It’s great that you are trying all these experiments. We always learn something when we try to take the course material and apply or extend it.
My interpretation of your results is that dropout = 0.05 gave the best performance. You got to 80% test accuracy on Epoch 400 there. Also notice that what happens after that is less “bouncy”, but it’s all in the low 72 - 74% range so maybe that is irrelevant.
One other general comment: looking at the loss values is not really all that useful. Any particular number for loss doesn’t really mean anything in the sense that if you tell me the loss value I can’t make any conclusion from that. It’s only useful to know if it’s going up or down, as a proxy for whether convergence is working or not. The accuracy is the Gold Standard or “sine qua non” here. Those are the numbers that really matter for assessing the performance. Well, that and the compute cost it took you to get there.
The other general thing to say here is that this dataset is ridiculously small for a problem this complex. That’s really a big limitation of investing too much effort in this particular set of experiments.
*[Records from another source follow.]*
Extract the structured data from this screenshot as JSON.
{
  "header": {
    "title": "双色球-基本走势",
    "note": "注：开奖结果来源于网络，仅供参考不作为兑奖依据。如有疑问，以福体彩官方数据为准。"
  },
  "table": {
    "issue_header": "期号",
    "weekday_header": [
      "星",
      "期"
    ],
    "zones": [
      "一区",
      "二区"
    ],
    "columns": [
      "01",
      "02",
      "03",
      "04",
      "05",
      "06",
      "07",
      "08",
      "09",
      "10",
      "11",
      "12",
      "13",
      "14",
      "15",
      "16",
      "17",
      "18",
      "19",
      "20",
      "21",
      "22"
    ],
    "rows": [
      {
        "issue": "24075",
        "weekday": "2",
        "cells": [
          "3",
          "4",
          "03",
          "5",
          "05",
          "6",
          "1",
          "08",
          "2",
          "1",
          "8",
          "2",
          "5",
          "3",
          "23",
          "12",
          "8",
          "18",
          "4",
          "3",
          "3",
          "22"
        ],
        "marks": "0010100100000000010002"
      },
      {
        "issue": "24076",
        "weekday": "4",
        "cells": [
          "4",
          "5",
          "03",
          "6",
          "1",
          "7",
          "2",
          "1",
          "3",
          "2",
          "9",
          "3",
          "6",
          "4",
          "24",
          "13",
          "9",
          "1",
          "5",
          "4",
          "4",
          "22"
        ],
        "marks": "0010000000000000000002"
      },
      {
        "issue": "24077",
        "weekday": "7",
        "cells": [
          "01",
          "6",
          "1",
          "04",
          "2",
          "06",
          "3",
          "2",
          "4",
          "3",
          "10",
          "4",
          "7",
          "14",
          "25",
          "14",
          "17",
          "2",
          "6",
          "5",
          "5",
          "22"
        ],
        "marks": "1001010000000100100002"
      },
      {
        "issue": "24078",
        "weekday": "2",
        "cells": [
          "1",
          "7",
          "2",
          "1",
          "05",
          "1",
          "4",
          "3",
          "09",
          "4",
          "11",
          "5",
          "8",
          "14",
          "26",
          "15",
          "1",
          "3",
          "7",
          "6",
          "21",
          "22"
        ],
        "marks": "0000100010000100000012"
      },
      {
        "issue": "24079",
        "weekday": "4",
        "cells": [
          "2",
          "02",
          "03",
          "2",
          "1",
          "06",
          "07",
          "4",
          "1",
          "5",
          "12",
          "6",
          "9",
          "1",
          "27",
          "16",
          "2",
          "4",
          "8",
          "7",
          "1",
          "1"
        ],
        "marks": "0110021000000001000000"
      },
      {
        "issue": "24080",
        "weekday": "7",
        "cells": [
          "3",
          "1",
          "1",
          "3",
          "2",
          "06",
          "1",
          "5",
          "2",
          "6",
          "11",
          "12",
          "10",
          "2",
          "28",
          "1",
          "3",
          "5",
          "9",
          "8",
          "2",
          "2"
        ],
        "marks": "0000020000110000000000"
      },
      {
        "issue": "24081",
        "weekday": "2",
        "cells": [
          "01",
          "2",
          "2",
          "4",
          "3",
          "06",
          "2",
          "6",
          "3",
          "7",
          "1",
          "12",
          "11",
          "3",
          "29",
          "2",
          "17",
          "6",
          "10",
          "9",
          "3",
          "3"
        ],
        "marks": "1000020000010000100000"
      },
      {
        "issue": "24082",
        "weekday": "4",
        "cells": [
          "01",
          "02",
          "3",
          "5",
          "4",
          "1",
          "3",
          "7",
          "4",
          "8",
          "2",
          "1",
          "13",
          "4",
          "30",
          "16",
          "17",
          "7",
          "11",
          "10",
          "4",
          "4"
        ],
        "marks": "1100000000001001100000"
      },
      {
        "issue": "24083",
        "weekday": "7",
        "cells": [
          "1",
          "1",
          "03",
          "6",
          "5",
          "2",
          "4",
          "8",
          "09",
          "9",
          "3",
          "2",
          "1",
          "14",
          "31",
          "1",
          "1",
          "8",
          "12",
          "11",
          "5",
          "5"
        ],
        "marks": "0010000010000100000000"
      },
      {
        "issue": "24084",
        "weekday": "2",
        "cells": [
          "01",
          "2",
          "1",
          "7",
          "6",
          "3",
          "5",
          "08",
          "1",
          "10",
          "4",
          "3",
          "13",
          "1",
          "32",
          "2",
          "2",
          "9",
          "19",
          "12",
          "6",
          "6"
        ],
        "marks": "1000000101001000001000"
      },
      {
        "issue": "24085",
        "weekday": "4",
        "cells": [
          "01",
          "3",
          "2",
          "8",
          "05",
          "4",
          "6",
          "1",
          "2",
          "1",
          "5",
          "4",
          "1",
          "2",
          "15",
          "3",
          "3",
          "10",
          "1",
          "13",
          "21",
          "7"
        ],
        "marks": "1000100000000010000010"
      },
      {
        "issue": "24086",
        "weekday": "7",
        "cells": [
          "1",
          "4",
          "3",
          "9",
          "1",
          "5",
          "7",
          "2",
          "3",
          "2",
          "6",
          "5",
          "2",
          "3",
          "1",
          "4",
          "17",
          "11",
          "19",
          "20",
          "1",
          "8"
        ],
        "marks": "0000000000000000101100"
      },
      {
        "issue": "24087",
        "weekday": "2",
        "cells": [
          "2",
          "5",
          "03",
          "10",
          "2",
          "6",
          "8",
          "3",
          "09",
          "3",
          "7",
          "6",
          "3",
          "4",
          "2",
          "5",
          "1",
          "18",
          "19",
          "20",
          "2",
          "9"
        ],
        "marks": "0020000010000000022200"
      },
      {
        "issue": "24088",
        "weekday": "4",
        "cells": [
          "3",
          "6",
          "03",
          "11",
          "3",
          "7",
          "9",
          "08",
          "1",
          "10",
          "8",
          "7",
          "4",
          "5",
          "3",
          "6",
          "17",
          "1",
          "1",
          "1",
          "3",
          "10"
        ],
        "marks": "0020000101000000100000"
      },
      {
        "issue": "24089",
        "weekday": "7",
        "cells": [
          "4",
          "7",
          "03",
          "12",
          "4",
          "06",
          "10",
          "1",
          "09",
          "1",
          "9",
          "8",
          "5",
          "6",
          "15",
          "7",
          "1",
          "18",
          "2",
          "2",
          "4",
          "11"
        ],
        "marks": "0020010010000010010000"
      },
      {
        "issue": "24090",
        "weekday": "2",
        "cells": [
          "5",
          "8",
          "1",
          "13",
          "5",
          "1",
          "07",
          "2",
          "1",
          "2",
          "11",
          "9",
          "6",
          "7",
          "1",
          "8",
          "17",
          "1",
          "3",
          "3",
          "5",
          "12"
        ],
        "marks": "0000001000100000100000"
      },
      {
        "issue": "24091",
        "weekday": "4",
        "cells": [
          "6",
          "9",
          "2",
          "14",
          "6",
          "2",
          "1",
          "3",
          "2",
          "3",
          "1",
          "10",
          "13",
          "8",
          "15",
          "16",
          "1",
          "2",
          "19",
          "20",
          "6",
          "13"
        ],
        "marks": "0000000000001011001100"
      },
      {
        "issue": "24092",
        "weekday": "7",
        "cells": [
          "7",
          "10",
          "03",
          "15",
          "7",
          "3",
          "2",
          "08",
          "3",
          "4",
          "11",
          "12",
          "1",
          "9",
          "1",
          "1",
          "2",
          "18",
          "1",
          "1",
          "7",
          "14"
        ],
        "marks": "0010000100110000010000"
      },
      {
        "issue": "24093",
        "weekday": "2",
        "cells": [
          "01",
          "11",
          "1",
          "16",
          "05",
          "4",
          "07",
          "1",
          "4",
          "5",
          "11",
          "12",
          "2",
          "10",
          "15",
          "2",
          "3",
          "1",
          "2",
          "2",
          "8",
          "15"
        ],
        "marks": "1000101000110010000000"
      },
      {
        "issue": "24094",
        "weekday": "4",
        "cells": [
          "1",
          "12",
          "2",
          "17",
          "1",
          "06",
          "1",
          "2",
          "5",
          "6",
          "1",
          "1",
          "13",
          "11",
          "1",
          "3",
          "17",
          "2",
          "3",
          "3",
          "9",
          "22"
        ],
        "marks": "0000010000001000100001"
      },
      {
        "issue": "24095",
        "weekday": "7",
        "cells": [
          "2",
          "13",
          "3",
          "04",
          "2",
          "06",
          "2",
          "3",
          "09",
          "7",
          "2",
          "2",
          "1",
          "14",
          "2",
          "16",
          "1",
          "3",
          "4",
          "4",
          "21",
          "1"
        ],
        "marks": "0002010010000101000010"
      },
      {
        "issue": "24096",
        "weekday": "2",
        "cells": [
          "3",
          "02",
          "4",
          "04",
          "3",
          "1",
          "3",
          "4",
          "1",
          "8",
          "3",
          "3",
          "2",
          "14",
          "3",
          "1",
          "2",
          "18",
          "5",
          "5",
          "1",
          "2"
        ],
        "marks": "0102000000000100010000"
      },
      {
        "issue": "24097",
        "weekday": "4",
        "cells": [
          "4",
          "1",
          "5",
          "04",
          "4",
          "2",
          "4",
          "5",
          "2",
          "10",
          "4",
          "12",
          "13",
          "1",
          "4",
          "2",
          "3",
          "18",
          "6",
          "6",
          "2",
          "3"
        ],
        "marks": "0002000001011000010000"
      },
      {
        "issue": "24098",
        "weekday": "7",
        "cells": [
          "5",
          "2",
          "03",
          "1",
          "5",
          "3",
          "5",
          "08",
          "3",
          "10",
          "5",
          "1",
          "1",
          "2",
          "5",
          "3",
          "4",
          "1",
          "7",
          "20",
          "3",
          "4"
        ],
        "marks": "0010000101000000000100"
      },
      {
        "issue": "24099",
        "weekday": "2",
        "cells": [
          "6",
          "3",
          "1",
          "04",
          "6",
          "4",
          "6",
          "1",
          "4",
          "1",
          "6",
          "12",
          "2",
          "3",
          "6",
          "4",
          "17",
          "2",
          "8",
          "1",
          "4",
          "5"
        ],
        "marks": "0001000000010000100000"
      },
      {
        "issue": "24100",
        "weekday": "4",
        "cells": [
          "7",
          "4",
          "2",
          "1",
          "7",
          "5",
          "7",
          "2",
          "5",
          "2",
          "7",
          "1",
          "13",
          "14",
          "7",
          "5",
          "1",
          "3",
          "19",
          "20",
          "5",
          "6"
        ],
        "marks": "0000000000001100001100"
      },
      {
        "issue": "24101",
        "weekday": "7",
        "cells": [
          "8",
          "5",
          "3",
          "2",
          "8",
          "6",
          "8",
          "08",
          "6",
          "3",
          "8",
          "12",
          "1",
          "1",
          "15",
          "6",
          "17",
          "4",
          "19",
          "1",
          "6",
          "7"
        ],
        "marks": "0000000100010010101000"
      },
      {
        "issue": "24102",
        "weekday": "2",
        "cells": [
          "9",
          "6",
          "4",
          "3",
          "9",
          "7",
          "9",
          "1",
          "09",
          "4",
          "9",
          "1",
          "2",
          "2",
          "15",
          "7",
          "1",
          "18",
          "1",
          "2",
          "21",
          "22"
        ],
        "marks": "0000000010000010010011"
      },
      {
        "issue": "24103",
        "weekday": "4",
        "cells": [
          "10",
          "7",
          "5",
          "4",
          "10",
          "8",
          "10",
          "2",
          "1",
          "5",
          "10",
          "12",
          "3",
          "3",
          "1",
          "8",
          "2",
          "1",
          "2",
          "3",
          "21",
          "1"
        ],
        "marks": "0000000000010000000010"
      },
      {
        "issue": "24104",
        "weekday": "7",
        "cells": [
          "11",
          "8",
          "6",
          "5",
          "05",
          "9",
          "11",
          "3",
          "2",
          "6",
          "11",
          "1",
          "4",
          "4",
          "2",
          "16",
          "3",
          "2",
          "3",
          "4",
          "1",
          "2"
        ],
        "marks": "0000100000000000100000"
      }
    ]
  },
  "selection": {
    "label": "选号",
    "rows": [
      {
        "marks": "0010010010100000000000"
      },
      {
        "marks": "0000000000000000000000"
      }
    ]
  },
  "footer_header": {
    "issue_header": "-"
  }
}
Here’s a thread from a while back, where I did some experiments perturbing the mix of “yes” and “no” samples between train and test sets.
It might be a better idea to find a richer and more realistic dataset. One I’ve heard of, but haven’t personally used, is the Kaggle Cats and Dogs Challenge. That has O(10^4) samples. Of course that means that all the training will be a lot more expensive, but at least you’ll have a better chance of learning generalizable things.